El corazón se me arrugó cuando descubrí que de la gigantesca ceiba que se alzaba sobre el patio central apenas quedaba un pequeño túmulo cubierto de grama. Pero tuve una sensación extraña que iba más allá del descubrimiento de que no habían sido embustes las lecciones aprendidas sobre los ciclos de la naturaleza —y que incluían el dibujo de las bacterias nitrificantes royendo un tronco caído—: una atmósfera extraña rodeaba la tumba de la ceiba. Creí dar con la explicación cuando, al toparme con una vieja estatua de la Virgen, me pareció desamparada y muerta de frío, sin el cobijo que años atrás le prestaba la fronda.

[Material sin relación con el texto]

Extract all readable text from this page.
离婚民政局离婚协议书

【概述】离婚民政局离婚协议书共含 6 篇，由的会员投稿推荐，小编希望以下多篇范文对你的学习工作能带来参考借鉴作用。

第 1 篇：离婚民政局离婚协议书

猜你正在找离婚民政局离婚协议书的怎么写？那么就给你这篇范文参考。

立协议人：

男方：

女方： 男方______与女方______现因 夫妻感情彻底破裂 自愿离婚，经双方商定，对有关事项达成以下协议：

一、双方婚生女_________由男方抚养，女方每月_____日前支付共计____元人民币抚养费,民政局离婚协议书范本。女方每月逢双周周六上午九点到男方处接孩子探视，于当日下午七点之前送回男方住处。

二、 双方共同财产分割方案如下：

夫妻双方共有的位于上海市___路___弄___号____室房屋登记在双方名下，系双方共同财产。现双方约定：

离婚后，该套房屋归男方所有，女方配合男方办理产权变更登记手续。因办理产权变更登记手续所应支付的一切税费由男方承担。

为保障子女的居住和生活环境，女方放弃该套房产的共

Mi salón de primero elemental estaba irreconocible: los muros habían sido revocados y pintados de un color oficinesco; un televisor coronaba el ángulo en que estaba el escritorio de la maestra, y esta —una joven que no guardaba ningún parecido con mi gatuna profesora Rocío— se paseaba entre los niños ataviada con una bata científica; además, el recinto ya no olía, como treinta años atrás, a tajaduras de lápiz embutidas en tarros de lata. Mientras constataba todo eso en cauteloso silencio, la coordinadora me contaba no sé qué cosa del núcleo educativo.

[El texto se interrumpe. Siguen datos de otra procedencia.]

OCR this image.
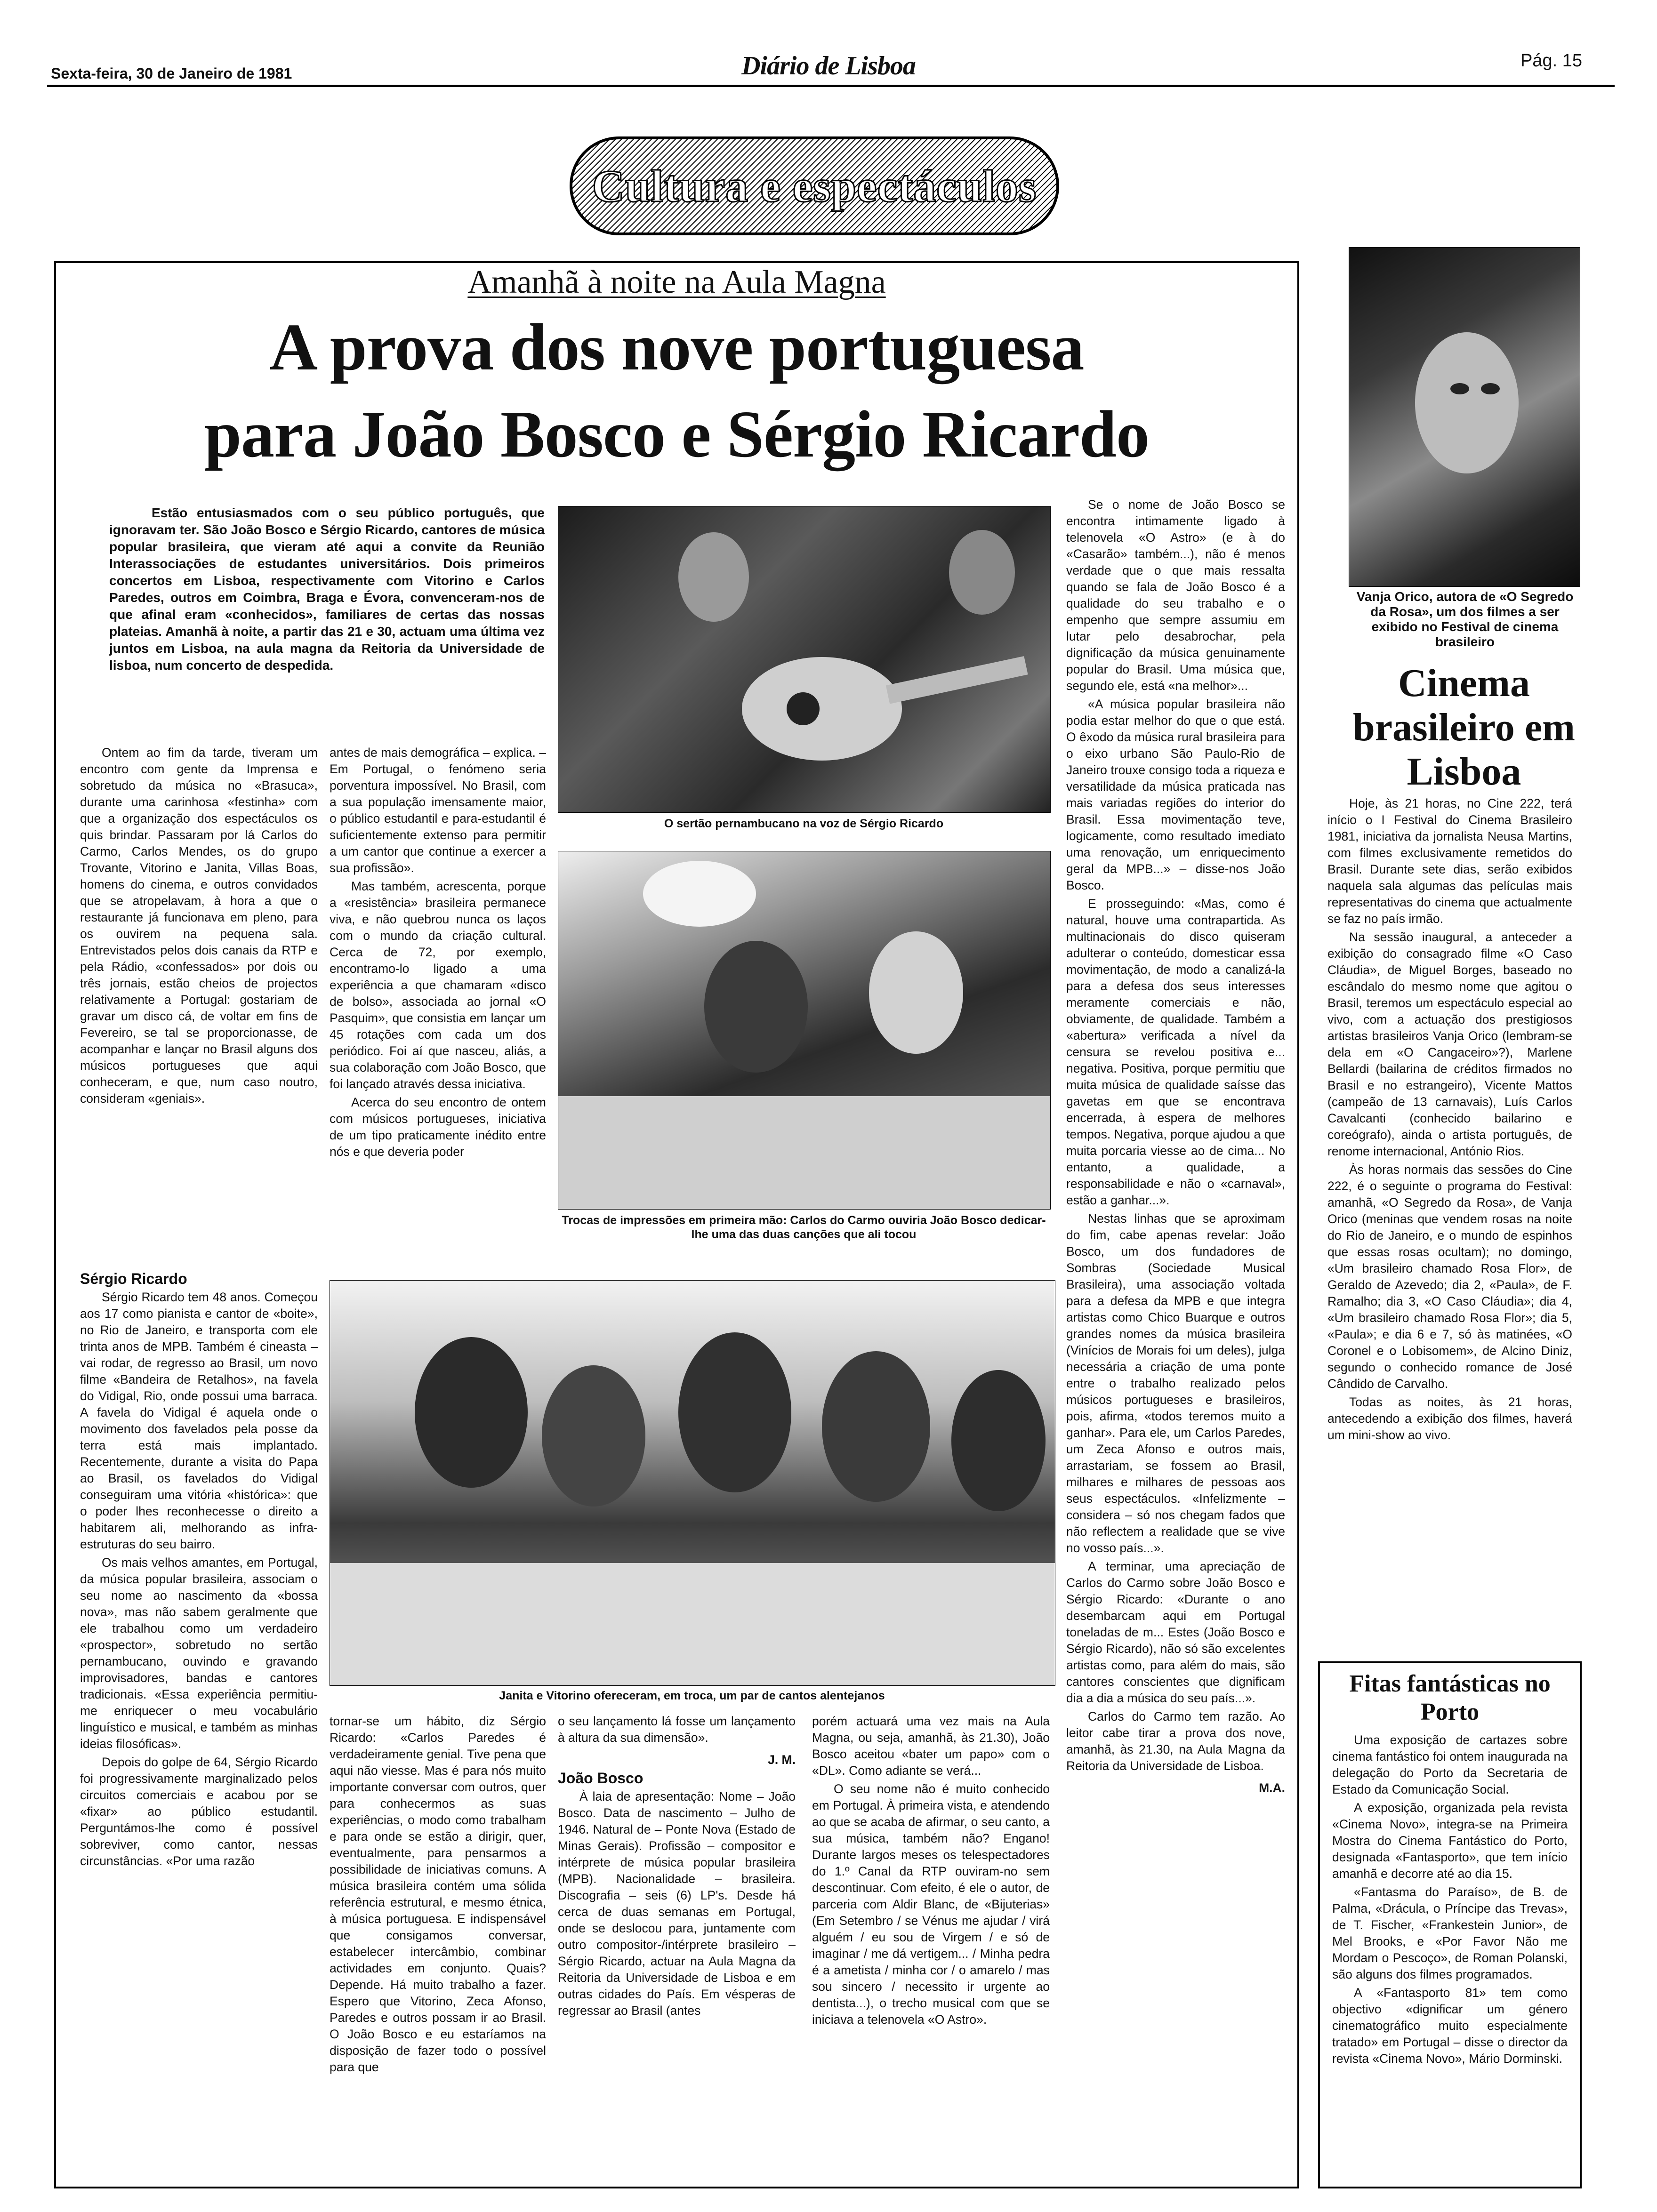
Sexta-feira, 30 de Janeiro de 1981	Diário de Lisboa	Pág. 15
Cultura e espectáculos
Amanhã à noite na Aula Magna
A prova dos nove portuguesa
para João Bosco e Sérgio Ricardo

Estão entusiasmados com o seu público português, que ignoravam ter. São João Bosco e Sérgio Ricardo, cantores de música popular brasileira, que vieram até aqui a convite da Reunião Interassociações de estudantes universitários. Dois primeiros concertos em Lisboa, respectivamente com Vitorino e Carlos Paredes, outros em Coimbra, Braga e Évora, convenceram-nos de que afinal eram «conhecidos», familiares de certas das nossas plateias. Amanhã à noite, a partir das 21 e 30, actuam uma última vez juntos em Lisboa, na aula magna da Reitoria da Universidade de lisboa, num concerto de despedida.

Ontem ao fim da tarde, tiveram um encontro com gente da Imprensa e sobretudo da música no «Brasuca», durante uma carinhosa «festinha» com que a organização dos espectáculos os quis brindar. Passaram por lá Carlos do Carmo, Carlos Mendes, os do grupo Trovante, Vitorino e Janita, Villas Boas, homens do cinema, e outros convidados que se atropelavam, à hora a que o restaurante já funcionava em pleno, para os ouvirem na pequena sala. Entrevistados pelos dois canais da RTP e pela Rádio, «confessados» por dois ou três jornais, estão cheios de projectos relativamente a Portugal: gostariam de gravar um disco cá, de voltar em fins de Fevereiro, se tal se proporcionasse, de acompanhar e lançar no Brasil alguns dos músicos portugueses que aqui conheceram, e que, num caso noutro, consideram «geniais».

antes de mais demográfica – explica. – Em Portugal, o fenómeno seria porventura impossível. No Brasil, com a sua população imensamente maior, o público estudantil e para-estudantil é suficientemente extenso para permitir a um cantor que continue a exercer a sua profissão».

Mas também, acrescenta, porque a «resistência» brasileira permanece viva, e não quebrou nunca os laços com o mundo da criação cultural. Cerca de 72, por exemplo, encontramo-lo ligado a uma experiência a que chamaram «disco de bolso», associada ao jornal «O Pasquim», que consistia em lançar um 45 rotações com cada um dos periódico. Foi aí que nasceu, aliás, a sua colaboração com João Bosco, que foi lançado através dessa iniciativa.

Acerca do seu encontro de ontem com músicos portugueses, iniciativa de um tipo praticamente inédito entre nós e que deveria poder

Sérgio Ricardo

Sérgio Ricardo tem 48 anos. Começou aos 17 como pianista e cantor de «boite», no Rio de Janeiro, e transporta com ele trinta anos de MPB. Também é cineasta – vai rodar, de regresso ao Brasil, um novo filme «Bandeira de Retalhos», na favela do Vidigal, Rio, onde possui uma barraca. A favela do Vidigal é aquela onde o movimento dos favelados pela posse da terra está mais implantado. Recentemente, durante a visita do Papa ao Brasil, os favelados do Vidigal conseguiram uma vitória «histórica»: que o poder lhes reconhecesse o direito a habitarem ali, melhorando as infra-estruturas do seu bairro.

Os mais velhos amantes, em Portugal, da música popular brasileira, associam o seu nome ao nascimento da «bossa nova», mas não sabem geralmente que ele trabalhou como um verdadeiro «prospector», sobretudo no sertão pernambucano, ouvindo e gravando improvisadores, bandas e cantores tradicionais. «Essa experiência permitiu-me enriquecer o meu vocabulário linguístico e musical, e também as minhas ideias filosóficas».

Depois do golpe de 64, Sérgio Ricardo foi progressivamente marginalizado pelos circuitos comerciais e acabou por se «fixar» ao público estudantil. Perguntámos-lhe como é possível sobreviver, como cantor, nessas circunstâncias. «Por uma razão

O sertão pernambucano na voz de Sérgio Ricardo
Trocas de impressões em primeira mão: Carlos do Carmo ouviria João Bosco dedicar-lhe uma das duas canções que ali tocou
Janita e Vitorino ofereceram, em troca, um par de cantos alentejanos

tornar-se um hábito, diz Sérgio Ricardo: «Carlos Paredes é verdadeiramente genial. Tive pena que aqui não viesse. Mas é para nós muito importante conversar com outros, quer para conhecermos as suas experiências, o modo como trabalham e para onde se estão a dirigir, quer, eventualmente, para pensarmos a possibilidade de iniciativas comuns. A música brasileira contém uma sólida referência estrutural, e mesmo étnica, à música portuguesa. E indispensável que consigamos conversar, estabelecer intercâmbio, combinar actividades em conjunto. Quais? Depende. Há muito trabalho a fazer. Espero que Vitorino, Zeca Afonso, Paredes e outros possam ir ao Brasil. O João Bosco e eu estaríamos na disposição de fazer todo o possível para que

o seu lançamento lá fosse um lançamento à altura da sua dimensão».

J. M.

João Bosco

À laia de apresentação: Nome – João Bosco. Data de nascimento – Julho de 1946. Natural de – Ponte Nova (Estado de Minas Gerais). Profissão – compositor e intérprete de música popular brasileira (MPB). Nacionalidade – brasileira. Discografia – seis (6) LP's. Desde há cerca de duas semanas em Portugal, onde se deslocou para, juntamente com outro compositor-/intérprete brasileiro – Sérgio Ricardo, actuar na Aula Magna da Reitoria da Universidade de Lisboa e em outras cidades do País. Em vésperas de regressar ao Brasil (antes

porém actuará uma vez mais na Aula Magna, ou seja, amanhã, às 21.30), João Bosco aceitou «bater um papo» com o «DL». Como adiante se verá...

O seu nome não é muito conhecido em Portugal. À primeira vista, e atendendo ao que se acaba de afirmar, o seu canto, a sua música, também não? Engano! Durante largos meses os telespectadores do 1.º Canal da RTP ouviram-no sem descontinuar. Com efeito, é ele o autor, de parceria com Aldir Blanc, de «Bijuterias» (Em Setembro / se Vénus me ajudar / virá alguém / eu sou de Virgem / e só de imaginar / me dá vertigem... / Minha pedra é a ametista / minha cor / o amarelo / mas sou sincero / necessito ir urgente ao dentista...), o trecho musical com que se iniciava a telenovela «O Astro».

Se o nome de João Bosco se encontra intimamente ligado à telenovela «O Astro» (e à do «Casarão» também...), não é menos verdade que o que mais ressalta quando se fala de João Bosco é a qualidade do seu trabalho e o empenho que sempre assumiu em lutar pelo desabrochar, pela dignificação da música genuinamente popular do Brasil. Uma música que, segundo ele, está «na melhor»...

«A música popular brasileira não podia estar melhor do que o que está. O êxodo da música rural brasileira para o eixo urbano São Paulo-Rio de Janeiro trouxe consigo toda a riqueza e versatilidade da música praticada nas mais variadas regiões do interior do Brasil. Essa movimentação teve, logicamente, como resultado imediato uma renovação, um enriquecimento geral da MPB...» – disse-nos João Bosco.

E prosseguindo: «Mas, como é natural, houve uma contrapartida. As multinacionais do disco quiseram adulterar o conteúdo, domesticar essa movimentação, de modo a canalizá-la para a defesa dos seus interesses meramente comerciais e não, obviamente, de qualidade. Também a «abertura» verificada a nível da censura se revelou positiva e... negativa. Positiva, porque permitiu que muita música de qualidade saísse das gavetas em que se encontrava encerrada, à espera de melhores tempos. Negativa, porque ajudou a que muita porcaria viesse ao de cima... No entanto, a qualidade, a responsabilidade e não o «carnaval», estão a ganhar...».

Nestas linhas que se aproximam do fim, cabe apenas revelar: João Bosco, um dos fundadores de Sombras (Sociedade Musical Brasileira), uma associação voltada para a defesa da MPB e que integra artistas como Chico Buarque e outros grandes nomes da música brasileira (Vinícios de Morais foi um deles), julga necessária a criação de uma ponte entre o trabalho realizado pelos músicos portugueses e brasileiros, pois, afirma, «todos teremos muito a ganhar». Para ele, um Carlos Paredes, um Zeca Afonso e outros mais, arrastariam, se fossem ao Brasil, milhares e milhares de pessoas aos seus espectáculos. «Infelizmente – considera – só nos chegam fados que não reflectem a realidade que se vive no vosso país...».

A terminar, uma apreciação de Carlos do Carmo sobre João Bosco e Sérgio Ricardo: «Durante o ano desembarcam aqui em Portugal toneladas de m... Estes (João Bosco e Sérgio Ricardo), não só são excelentes artistas como, para além do mais, são cantores conscientes que dignificam dia a dia a música do seu país...».

Carlos do Carmo tem razão. Ao leitor cabe tirar a prova dos nove, amanhã, às 21.30, na Aula Magna da Reitoria da Universidade de Lisboa.

M.A.

Vanja Orico, autora de «O Segredo da Rosa», um dos filmes a ser exibido no Festival de cinema brasileiro
Cinema brasileiro em Lisboa

Hoje, às 21 horas, no Cine 222, terá início o I Festival do Cinema Brasileiro 1981, iniciativa da jornalista Neusa Martins, com filmes exclusivamente remetidos do Brasil. Durante sete dias, serão exibidos naquela sala algumas das películas mais representativas do cinema que actualmente se faz no país irmão.

Na sessão inaugural, a anteceder a exibição do consagrado filme «O Caso Cláudia», de Miguel Borges, baseado no escândalo do mesmo nome que agitou o Brasil, teremos um espectáculo especial ao vivo, com a actuação dos prestigiosos artistas brasileiros Vanja Orico (lembram-se dela em «O Cangaceiro»?), Marlene Bellardi (bailarina de créditos firmados no Brasil e no estrangeiro), Vicente Mattos (campeão de 13 carnavais), Luís Carlos Cavalcanti (conhecido bailarino e coreógrafo), ainda o artista português, de renome internacional, António Rios.

Às horas normais das sessões do Cine 222, é o seguinte o programa do Festival: amanhã, «O Segredo da Rosa», de Vanja Orico (meninas que vendem rosas na noite do Rio de Janeiro, e o mundo de espinhos que essas rosas ocultam); no domingo, «Um brasileiro chamado Rosa Flor», de Geraldo de Azevedo; dia 2, «Paula», de F. Ramalho; dia 3, «O Caso Cláudia»; dia 4, «Um brasileiro chamado Rosa Flor»; dia 5, «Paula»; e dia 6 e 7, só às matinées, «O Coronel e o Lobisomem», de Alcino Diniz, segundo o conhecido romance de José Cândido de Carvalho.

Todas as noites, às 21 horas, antecedendo a exibição dos filmes, haverá um mini-show ao vivo.

Fitas fantásticas no Porto

Uma exposição de cartazes sobre cinema fantástico foi ontem inaugurada na delegação do Porto da Secretaria de Estado da Comunicação Social.

A exposição, organizada pela revista «Cinema Novo», integra-se na Primeira Mostra do Cinema Fantástico do Porto, designada «Fantasporto», que tem início amanhã e decorre até ao dia 15.

«Fantasma do Paraíso», de B. de Palma, «Drácula, o Príncipe das Trevas», de T. Fischer, «Frankestein Junior», de Mel Brooks, e «Por Favor Não me Mordam o Pescoço», de Roman Polanski, são alguns dos filmes programados.

A «Fantasporto 81» tem como objectivo «dignificar um género cinematográfico muito especialmente tratado» em Portugal – disse o director da revista «Cinema Novo», Mário Dorminski.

Salvo el árbol muerto y la vetustez de la baranda del bloque de bachillerato, el colegio lucía moderno y pulcro. Los baños ofrecían acabados dignos de un club de golfistas; nuevos sistemas de escaleras se desenvolvían con agilidad de módulos interplanetarios; dos cafeterías nuevas rivalizaban con las casas de banquetes del barrio; la biblioteca había duplicado su tamaño y refinado su decoración —ya no parecía un comedor de beneficencia—; la sala de profesores era tan lujosa que podía albergar una cumbre de ministros; la capilla parecía tocada por una luz de revelación, y bajo su piso, como salido de la nada, abría sus puertas un auditorio magnífico; la cancha estaba rodeada de una pista atlética, y en uno de sus costados se alzaba un ágora griega en que tenían lugar, durante los recreos, sesudas reuniones estudiantiles. La coordinadora, muy pagada de sí, me enseñaba las mejoras y aderezaba la conversación con datos técnicos y precisa jerga arquitectónica.
Era inútil que yo buscara los viejos contenedores de basura, cerrados como buzones, en que habíamos grabado nuestros nombres, o que intentara pillar trazas de hedor amoniacal en los baños de los más grandes. En el apolíneo colegio que tenía ante mis ojos no se conocían esos desafueros: allí los niños se desplazaban en filas militares, los pasamanos de aluminio brillaban en su virginidad, no alborotaban las abejas golosas que en otro tiempo se criaban en la trastienda, ni rodaban por el suelo servilletas ni hojas… ¡Hojas! ¡Eso era! Casi al término de mi visita, dominando el patio central desde el alto corredor en que otrora se alzaban las habitaciones de los hermanos cristianos, comprendí lo que había experimentado ante los despojos de la ceiba: mi extrañeza nacía del hecho de que ya no llovían hojas desde lo alto y, por lo mismo, tampoco se escuchaban los crujidos de su arrastrarse impenitente por el piso de cemento. El colegio, quieto y callado, ya no tenía hojas en el patio.
Volví a la casa no sé si más triste o más tranquilo. El lugar en que había mudado la piel de la niñez ya no existía, pero eso mismo hacía innecesario practicar nuevos ritos de reivindicación territorial. También eso, por irremediable, estaba remediado, y me quedaba el consuelo de volver a mi auténtico colegio cuando, alguna noche, soñara otra vez con el maldito examen de logaritmos.